David Lynch's latest may be challenging but only confirms his brilliance, writes Paul Lynch Inland Empire (David Lynch): Laura Dern, Justin Theroux, Jeremy Irons, Harry Dean Stanton Running time: 180 minutes . . . . .
JEAN Luc Godard once said all you need is a girl and a gun and you've got yourself a movie - enough of a plot to hook an audience. Inland Empire, the new film from the American director and wizard of the weird, David Lynch, has both. It even has a screwdriver, and a scene in which Laura Dern's character, an actress called Nikki Grace, watches her doppleganger across the street on a Hollywood boulevard. But it cannot be said to have a plot.
Yet Inland Empire does an improbable thing and it does it for a mesmerising three hours - it spine-tingles and enthrals (without the firing of the gun, incidentally, although the screwdriver is put to unexpected use). Like his other mind-mangling films Mulholland Drive and Lost Highway, it is a rabbit hole of parallel universes, an inscrutable, Mobious strip of space and time in which Nikki's identity becomes melded with the actress she is portraying.
It transports you to a dark place where the feeling is like waking up inside someone else's nightmare.
Ordinary moments (if such a thing can be said to exist in Lynchworld) crackle with the electrical charge of dread. It is steeped in anxiety. It is easily David Lynch's most obscure film - and that's saying something. But it is a masterpiece, a scintillating, cinematic experience that defies rational explanation - a wild ride around the arcane corners of a TVobsessed collective unconscious.

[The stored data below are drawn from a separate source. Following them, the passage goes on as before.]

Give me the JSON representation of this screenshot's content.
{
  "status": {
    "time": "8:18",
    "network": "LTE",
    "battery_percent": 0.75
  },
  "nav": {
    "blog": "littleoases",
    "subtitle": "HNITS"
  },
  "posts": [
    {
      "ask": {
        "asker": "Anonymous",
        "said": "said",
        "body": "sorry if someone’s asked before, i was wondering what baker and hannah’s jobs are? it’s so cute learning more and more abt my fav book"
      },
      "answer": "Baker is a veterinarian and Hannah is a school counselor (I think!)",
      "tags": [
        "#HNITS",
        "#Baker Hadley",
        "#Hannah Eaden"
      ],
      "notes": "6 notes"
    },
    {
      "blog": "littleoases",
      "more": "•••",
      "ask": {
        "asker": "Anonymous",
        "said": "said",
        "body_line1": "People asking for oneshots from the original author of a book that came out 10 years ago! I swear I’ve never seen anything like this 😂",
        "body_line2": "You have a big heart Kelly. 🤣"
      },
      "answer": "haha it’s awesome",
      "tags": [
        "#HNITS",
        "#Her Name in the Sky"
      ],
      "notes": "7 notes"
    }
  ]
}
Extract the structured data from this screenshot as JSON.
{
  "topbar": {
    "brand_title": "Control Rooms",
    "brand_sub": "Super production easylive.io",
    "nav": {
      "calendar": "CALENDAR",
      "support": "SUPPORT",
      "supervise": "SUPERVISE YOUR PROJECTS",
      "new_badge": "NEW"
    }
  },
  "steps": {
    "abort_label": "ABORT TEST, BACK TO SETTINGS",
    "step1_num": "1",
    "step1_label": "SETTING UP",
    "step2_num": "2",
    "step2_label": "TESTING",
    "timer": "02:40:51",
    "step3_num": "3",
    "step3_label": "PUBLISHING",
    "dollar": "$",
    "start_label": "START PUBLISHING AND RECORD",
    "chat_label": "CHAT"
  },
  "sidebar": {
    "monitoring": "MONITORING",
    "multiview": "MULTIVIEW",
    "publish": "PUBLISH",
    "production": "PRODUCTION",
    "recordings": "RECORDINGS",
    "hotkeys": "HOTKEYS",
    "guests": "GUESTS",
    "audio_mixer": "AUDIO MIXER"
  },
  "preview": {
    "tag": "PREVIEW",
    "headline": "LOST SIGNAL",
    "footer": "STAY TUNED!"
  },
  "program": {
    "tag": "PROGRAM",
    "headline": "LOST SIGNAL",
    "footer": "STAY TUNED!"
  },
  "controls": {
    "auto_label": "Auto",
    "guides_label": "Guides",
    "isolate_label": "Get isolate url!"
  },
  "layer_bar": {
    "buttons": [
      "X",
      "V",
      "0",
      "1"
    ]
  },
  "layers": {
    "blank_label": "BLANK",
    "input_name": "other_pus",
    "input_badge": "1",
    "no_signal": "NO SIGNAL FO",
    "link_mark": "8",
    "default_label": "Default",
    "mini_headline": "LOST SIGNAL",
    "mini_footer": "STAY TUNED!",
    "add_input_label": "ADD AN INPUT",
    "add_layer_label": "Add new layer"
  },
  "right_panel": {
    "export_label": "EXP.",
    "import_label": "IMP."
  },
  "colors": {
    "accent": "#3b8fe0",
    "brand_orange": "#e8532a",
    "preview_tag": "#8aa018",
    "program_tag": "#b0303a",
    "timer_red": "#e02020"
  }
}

The film opens in a hotel room.
A man is talking with a prostitute, but their upper bodies are blurred out. Later, a crying woman watches a TV show in which three bunnies speak cryptically followed by canned laughter. Then we meet Nikki Grace (Laura Dern), an actress who lives in a large, expensive home with a sinister husband who keeps a wary eye on her. She is visited by a bug-eyed new Slavic neighbour (Grace Zabriskie) who predicts she will get the part in a new film 'On High In Blue Tomorrow'. But she warns her of a Polish gypsy curse that hangs over the film which will end in murder.
Morphing identities is a staple of Lynch's films, and the film burrows like a twisting nightmare into the mindscape of Nikki and her screen character Susan. Their identities merge, and Nikki has an affair with her co-star, the Charlie Sheen-like Devon Berk (Justin Theroux). But that's only the beginning.
What Inland Empire is really about is anyone's guess - David Lynch is suitably cryptic. But it seems fuelled with unease about sexuality - Nikki's unconscious is populated by young hookers who laugh at her like mocking sirens.
Is this in part a study of the deeper fears of an actress on the verge of middle-age - in this case Lynch's muse Laura Dern? The film mirrors too the changing nature of entertainment - the usurping of glossy Hollywood films by cheaply filmed television (the film production itself mirrors this, filmed on cheap, nasty digital cameras). The canned laughter of the austere sitcom bunnies mocks packaged television; the many strands of the film channel-flip as if at the mercy of a remote control-obsessed watcher.
Inland Empire is an empire of the unconscious. With it, Lynch confirms he is a bona fide poet of the cinema. He has unshackled himself from conventional film grammar; instead he wheels and deals in cinematic free verse - a freeflow association of ideas that strangely makes sense.
It ends with an explosion of music and dance and it seems apposite: like great music that shakes the soul, Lynch's films are the product of thinking that is untrammeled and unconscious.
One does not have to explain the workings of great music to enjoy its effect. The same can be said here. Lynch stirs up cinematic form with the hand of a master.
Whether you enjoy it or not is a matter of taste.